Politics & Philosophy by Dr. Martin D. Hash, Esq.
The foundation of modern democratic States is Rule of Law, which is the legal principle that someone cannot be punished for doing something that is not prohibited by law; in Latin “Nulla poena sine lege,” “no penalty without a law,” because like most things legal, it was codified into Roman Law. However, law is not treated the same from one nation to the next; in fact, in legal circles, a humorous sophism has emerged:
In England, "everything which is not forbidden is allowed;" in Germany, "everything which is not allowed is forbidden;" in France, "everything is allowed even if it is forbidden;" and Russia where "everything is forbidden, even that which is expressly allowed;” while in North Korea, "everything that is not forbidden is compulsory."
Truth underlies that stereotype because laws are either reflections of societies or societies are reflections of laws, it's difficult to say; people have to want to abide by laws for them to work.

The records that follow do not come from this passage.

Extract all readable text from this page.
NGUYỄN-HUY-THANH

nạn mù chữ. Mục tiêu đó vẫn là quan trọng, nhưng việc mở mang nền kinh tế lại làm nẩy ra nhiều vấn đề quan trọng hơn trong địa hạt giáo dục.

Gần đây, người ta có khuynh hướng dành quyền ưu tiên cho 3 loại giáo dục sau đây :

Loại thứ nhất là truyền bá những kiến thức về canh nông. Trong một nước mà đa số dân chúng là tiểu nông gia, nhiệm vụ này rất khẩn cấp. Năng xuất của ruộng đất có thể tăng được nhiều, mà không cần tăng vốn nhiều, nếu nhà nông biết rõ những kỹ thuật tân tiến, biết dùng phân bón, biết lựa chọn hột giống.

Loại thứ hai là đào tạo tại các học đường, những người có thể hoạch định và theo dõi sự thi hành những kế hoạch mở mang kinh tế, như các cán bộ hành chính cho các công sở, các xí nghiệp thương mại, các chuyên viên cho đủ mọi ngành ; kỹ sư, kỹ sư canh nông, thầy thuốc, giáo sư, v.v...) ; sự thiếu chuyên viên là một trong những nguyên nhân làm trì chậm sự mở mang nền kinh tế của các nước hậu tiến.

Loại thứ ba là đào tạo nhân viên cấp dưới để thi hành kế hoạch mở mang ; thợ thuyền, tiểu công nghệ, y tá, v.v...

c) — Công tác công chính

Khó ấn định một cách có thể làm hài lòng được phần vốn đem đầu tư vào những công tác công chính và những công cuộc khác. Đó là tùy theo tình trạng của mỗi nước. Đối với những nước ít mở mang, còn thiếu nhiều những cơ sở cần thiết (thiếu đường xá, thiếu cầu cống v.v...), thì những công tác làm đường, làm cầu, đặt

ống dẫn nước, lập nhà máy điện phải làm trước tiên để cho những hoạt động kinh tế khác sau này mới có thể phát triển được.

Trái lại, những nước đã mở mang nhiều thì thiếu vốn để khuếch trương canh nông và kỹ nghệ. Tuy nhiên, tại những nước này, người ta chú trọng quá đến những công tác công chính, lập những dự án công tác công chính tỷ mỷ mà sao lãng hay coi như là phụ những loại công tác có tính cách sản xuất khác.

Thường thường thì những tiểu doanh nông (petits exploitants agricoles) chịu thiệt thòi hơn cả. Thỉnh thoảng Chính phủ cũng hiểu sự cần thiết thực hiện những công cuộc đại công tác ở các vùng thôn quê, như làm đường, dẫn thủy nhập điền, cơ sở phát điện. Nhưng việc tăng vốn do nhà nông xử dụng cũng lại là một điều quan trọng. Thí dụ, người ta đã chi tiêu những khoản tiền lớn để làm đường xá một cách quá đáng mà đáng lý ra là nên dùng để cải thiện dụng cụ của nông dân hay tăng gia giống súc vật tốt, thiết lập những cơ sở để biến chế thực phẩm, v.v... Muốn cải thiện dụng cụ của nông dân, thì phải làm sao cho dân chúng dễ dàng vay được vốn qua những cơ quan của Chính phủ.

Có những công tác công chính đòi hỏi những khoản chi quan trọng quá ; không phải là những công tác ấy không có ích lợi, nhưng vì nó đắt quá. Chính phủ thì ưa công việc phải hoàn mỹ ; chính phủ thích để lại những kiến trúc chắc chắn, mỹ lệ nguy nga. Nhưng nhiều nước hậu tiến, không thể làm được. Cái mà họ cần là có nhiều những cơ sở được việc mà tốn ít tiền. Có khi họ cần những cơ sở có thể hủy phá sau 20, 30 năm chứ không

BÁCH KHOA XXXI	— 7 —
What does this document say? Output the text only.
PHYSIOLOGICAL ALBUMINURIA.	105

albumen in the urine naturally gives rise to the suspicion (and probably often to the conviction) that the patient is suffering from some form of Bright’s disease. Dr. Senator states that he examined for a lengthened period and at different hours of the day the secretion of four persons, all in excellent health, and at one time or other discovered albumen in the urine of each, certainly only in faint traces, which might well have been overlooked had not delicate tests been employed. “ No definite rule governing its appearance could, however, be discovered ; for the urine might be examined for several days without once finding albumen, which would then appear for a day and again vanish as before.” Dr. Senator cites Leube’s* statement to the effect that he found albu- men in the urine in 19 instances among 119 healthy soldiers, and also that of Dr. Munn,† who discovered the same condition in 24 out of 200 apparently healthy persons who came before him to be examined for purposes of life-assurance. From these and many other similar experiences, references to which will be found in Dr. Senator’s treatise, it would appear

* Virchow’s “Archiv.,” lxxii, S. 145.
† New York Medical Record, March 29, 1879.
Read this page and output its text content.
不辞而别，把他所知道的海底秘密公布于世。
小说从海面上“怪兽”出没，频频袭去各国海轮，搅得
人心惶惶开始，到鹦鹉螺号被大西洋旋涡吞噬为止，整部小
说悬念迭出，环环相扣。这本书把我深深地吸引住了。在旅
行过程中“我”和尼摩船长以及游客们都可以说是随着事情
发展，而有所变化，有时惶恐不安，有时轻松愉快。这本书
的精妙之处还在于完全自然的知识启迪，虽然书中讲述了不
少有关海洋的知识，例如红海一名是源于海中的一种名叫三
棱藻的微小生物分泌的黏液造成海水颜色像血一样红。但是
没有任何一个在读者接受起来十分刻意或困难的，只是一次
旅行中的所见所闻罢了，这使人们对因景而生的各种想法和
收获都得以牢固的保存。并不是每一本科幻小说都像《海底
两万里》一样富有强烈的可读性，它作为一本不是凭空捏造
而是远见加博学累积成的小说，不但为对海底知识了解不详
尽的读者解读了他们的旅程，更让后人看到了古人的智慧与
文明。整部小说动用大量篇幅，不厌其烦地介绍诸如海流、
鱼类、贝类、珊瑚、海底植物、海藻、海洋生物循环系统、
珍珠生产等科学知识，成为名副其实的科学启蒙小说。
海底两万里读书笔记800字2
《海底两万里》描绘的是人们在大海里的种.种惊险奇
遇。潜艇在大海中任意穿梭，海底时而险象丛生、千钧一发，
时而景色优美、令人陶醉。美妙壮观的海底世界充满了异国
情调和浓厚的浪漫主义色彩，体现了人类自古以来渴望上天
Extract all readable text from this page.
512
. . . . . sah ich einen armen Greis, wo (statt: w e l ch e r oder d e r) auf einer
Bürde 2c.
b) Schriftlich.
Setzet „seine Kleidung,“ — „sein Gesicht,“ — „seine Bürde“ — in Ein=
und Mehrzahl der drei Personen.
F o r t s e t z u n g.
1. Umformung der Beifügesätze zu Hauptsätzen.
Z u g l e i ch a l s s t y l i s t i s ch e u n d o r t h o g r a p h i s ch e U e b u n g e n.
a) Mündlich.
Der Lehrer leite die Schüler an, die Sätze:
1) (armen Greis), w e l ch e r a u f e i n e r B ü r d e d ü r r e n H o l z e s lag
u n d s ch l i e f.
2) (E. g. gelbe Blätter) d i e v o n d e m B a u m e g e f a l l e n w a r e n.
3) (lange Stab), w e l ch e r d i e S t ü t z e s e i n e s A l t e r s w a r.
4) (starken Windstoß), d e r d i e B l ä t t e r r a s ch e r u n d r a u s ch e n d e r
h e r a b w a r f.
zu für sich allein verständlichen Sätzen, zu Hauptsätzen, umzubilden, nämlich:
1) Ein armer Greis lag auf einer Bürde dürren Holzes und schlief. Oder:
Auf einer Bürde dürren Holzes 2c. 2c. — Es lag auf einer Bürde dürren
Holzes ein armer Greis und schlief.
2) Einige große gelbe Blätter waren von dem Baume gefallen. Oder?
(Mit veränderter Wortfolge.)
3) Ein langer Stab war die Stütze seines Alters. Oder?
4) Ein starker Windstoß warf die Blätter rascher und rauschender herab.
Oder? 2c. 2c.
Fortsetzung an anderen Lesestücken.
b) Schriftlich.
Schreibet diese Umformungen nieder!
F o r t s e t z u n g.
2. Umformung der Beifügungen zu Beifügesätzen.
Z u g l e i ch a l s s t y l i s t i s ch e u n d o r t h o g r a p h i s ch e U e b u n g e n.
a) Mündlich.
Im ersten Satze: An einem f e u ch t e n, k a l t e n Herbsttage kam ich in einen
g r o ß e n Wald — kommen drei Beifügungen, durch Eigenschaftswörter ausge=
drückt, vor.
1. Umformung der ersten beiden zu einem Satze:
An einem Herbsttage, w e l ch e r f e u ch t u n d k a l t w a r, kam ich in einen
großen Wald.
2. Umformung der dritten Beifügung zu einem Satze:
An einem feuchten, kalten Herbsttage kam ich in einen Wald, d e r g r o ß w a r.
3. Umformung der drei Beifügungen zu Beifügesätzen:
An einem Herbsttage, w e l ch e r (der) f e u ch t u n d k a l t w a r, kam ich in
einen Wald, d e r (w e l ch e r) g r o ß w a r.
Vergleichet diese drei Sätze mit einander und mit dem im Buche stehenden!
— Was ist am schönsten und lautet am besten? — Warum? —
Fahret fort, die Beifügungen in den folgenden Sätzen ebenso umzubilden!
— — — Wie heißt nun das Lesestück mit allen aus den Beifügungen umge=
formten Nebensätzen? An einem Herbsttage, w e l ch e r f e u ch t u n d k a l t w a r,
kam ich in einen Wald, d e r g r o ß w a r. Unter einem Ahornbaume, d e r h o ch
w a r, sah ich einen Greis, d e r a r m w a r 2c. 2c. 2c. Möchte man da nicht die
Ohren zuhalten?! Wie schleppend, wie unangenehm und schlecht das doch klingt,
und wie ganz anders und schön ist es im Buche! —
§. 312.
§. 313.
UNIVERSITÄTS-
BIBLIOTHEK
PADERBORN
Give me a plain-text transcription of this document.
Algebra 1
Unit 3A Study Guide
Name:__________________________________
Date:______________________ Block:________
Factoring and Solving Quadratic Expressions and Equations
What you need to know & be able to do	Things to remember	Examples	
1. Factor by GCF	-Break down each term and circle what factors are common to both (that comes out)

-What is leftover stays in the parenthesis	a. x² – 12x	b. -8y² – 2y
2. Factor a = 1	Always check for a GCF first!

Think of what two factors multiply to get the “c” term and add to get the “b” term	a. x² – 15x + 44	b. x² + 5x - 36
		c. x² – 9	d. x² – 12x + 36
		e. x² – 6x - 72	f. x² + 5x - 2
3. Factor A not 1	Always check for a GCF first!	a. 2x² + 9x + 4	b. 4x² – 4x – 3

Unfortunately, scofflaws undermine all laws, and a law that is not enforced makes it difficult to enforce all laws. There is a delicate balance by those who would like to prohibit things for their own selfish reasons versus those who would exploit the freedom of no supervision for their own selfish reasons; let it swing too far one way and anarchy results, and too far the other and America ends up as a punch line in a limerick.